To train low-income residents for high-tech jobs, Oakland, California,
will put computer terminals in all future public housing units built in the city.
The Oakland City Council passed a policy last night to install network computers in public housing units so residents will have Net access, as well as spreadsheet, word processing, and database management software.
IBM said it will set up 100 Network Stations for residents currently living in one low-income housing project in about two months. The company will provide some training, but the city will also set up a budget to support the new plan.
"We were one of the first cities to make the microwave oven standard in public housing; now, it's no longer an luxury. The computer shouldn't be either," said Bill Uber, a spokesman for the city.

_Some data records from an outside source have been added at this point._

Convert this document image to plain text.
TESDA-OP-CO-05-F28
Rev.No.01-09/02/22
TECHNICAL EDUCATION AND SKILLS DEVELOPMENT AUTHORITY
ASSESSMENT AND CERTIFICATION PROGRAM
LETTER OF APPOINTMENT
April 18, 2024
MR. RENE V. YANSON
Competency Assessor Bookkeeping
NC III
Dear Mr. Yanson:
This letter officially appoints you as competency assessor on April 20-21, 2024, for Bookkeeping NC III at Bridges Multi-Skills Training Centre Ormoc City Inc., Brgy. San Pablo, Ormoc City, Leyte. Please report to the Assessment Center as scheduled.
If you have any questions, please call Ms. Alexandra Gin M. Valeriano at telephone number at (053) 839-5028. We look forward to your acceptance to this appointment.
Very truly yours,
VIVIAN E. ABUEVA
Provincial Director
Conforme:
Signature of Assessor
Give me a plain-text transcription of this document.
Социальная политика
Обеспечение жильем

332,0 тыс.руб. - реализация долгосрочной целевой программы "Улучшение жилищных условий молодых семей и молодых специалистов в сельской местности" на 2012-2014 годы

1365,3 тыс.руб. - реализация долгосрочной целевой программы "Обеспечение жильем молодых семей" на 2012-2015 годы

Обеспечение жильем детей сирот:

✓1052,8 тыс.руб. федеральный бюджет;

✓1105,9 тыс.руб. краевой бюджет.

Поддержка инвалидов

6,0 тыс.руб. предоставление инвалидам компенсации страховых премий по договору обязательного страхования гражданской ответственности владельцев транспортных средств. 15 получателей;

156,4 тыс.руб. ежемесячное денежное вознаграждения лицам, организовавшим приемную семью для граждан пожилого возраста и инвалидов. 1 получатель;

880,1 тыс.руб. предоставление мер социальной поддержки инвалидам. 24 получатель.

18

Politicians across the country have been pushing initiatives to improve computer training for not only low-income citizens, but high school students and those living in rural areas. Technology companies are hungry for a new breed of skilled workers as the industry's growth shrinks the available workforce.
Oakland hopes to fill those jobs with its unemployed residents, who are also feeling the crunch of the federal welfare reform act signed by President Clinton last August. The law turned control of welfare over to the states, put a five-year cap on lifetime benefits, and requires adults to find employment after two years of accepting assistance.
"We think it is critical to make access to training as easy as possible for those who need it--for example, the single mother on welfare with small children at home and no access to day care," Mayor Elihu Harris said in a statement. "Not only will this make it easier for her to train for a good job, her children will be able to use it for education and help in their schoolwork."